- Store owners aren’t required to sell you anything. They will assess you and then determine if you are worth the trouble of getting up for.
- People eat extremely late here. You go to eat at 9 p.m. and you are waiting in line.
- Beggars are required to tell the truth. So you are hit up with lines like “I need thirty cents for a 40″ or “I need change for coffee and Starbucks isn’t cheap.”
- Buffalo is required to have exactly a 50/50 split in political thought. If someone makes a liberal statement, there will be a someone from the right to argue the opposing view and vice versa.
- They color their squirrels black here. Hmm, guess gray squirrels weren’t a legitamate compromise.
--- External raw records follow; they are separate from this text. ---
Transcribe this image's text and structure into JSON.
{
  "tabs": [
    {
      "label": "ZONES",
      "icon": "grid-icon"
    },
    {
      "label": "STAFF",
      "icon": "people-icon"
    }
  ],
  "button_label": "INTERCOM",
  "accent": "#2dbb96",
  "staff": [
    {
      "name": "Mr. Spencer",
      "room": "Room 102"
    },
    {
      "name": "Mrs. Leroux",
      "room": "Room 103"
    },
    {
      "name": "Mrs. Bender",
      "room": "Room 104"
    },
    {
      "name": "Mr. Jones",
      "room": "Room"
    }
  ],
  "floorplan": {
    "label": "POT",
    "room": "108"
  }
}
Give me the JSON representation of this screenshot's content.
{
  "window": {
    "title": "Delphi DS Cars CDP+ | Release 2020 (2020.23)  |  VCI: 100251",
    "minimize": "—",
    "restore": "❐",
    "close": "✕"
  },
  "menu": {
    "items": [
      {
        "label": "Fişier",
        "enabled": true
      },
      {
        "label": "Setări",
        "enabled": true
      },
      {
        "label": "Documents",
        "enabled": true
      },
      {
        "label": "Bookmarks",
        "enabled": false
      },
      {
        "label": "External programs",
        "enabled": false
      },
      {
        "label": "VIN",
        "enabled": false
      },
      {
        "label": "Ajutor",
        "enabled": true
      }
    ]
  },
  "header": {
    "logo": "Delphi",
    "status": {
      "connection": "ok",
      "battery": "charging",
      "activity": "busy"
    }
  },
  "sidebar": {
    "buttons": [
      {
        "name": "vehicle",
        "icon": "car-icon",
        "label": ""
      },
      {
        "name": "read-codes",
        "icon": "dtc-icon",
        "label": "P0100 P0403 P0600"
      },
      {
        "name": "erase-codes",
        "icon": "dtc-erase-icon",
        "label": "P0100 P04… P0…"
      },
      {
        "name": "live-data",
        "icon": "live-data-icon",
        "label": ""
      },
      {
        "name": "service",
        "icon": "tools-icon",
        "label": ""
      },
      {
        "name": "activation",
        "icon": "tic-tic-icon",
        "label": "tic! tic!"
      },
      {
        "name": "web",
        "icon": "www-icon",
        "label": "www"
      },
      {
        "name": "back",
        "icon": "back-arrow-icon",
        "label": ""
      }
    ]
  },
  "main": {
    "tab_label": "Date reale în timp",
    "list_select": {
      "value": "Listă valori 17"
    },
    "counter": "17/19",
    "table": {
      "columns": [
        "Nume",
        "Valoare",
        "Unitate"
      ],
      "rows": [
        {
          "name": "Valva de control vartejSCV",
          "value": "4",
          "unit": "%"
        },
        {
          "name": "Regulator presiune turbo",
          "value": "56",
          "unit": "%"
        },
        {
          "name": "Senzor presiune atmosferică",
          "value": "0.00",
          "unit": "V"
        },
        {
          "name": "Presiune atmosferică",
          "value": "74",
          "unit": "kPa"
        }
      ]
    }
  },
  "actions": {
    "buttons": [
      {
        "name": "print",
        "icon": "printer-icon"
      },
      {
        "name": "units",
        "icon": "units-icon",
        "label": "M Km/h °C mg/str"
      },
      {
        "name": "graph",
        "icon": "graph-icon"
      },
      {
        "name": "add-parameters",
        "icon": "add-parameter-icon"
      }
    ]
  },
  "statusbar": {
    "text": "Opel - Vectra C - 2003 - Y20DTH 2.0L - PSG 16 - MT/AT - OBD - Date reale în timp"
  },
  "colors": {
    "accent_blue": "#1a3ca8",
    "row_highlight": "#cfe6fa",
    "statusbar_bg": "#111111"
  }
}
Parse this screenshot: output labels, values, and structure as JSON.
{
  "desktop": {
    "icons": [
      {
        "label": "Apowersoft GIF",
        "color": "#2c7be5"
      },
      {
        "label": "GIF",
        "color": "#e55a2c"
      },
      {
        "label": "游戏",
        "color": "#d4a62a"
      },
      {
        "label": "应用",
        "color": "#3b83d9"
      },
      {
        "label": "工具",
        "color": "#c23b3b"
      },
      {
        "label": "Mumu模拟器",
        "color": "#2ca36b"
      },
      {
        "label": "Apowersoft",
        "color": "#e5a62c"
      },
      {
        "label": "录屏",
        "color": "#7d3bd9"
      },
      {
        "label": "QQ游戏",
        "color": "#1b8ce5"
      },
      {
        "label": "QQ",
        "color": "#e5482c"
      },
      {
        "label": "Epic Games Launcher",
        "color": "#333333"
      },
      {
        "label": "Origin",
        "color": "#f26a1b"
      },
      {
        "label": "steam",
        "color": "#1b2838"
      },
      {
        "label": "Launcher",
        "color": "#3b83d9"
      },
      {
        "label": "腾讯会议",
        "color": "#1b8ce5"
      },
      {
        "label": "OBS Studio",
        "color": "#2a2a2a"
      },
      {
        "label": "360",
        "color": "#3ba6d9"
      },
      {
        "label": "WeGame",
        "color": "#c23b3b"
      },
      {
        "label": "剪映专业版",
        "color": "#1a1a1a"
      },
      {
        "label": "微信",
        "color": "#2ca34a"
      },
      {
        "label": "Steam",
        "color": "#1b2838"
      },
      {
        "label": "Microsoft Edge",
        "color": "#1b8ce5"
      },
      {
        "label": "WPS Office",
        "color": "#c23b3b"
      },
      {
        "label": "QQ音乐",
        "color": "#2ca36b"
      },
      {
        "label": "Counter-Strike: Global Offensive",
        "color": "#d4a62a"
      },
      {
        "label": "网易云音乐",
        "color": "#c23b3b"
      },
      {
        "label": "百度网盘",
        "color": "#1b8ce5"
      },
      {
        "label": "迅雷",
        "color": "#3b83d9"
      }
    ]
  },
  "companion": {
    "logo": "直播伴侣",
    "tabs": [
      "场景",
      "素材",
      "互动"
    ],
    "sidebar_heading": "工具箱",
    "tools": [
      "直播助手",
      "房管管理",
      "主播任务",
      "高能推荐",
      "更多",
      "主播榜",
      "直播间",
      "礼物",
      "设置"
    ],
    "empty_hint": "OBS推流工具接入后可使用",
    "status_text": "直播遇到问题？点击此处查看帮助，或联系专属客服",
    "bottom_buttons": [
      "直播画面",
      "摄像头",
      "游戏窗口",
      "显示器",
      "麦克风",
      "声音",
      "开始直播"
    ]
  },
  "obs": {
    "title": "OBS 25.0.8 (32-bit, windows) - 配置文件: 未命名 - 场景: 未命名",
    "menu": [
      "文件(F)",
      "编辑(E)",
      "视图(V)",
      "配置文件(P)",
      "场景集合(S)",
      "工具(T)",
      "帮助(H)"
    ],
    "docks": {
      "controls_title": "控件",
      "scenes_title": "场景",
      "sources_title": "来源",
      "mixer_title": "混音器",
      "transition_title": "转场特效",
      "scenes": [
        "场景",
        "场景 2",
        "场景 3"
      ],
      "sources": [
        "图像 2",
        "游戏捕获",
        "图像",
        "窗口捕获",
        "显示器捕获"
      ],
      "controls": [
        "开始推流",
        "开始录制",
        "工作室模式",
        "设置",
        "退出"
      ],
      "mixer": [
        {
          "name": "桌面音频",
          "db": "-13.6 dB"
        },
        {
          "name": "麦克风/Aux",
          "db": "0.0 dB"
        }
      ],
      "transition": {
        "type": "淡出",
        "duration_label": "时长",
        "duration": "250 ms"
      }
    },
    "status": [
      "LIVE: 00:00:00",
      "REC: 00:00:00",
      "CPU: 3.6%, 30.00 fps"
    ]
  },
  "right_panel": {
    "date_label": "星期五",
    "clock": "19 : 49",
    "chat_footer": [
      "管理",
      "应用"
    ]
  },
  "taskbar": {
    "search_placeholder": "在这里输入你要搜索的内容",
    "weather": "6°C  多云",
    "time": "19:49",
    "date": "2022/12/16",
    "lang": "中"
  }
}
- They operate on “manana” time here. Yeah I see that branch about to fall out of the tree but I don’t think it is going to fall today…
- They love their old houses, they just don’t want to live in them.
- They find something romantic about rusting grain silos in the harbor and want to preserve them.
- They have one of the most awesome City Hall’s you’ve ever seen. Looks like Gotham City’s.
- They don’t recognize mainstream teas here. You go to the Tea Shoppe and purchase loose leaf teas. Lipton? Who was that? Oh, you drink yerba tea from a gourd with a metal straw that strains the leaf parts floating around in it. Yes, the metal straw will burn your mouth and you have an interesting oval scar on your lips, but hey, you did drink tea from a gourd. (Actually I would love to have some of the gourds and metal straws… wonder where I could find some?)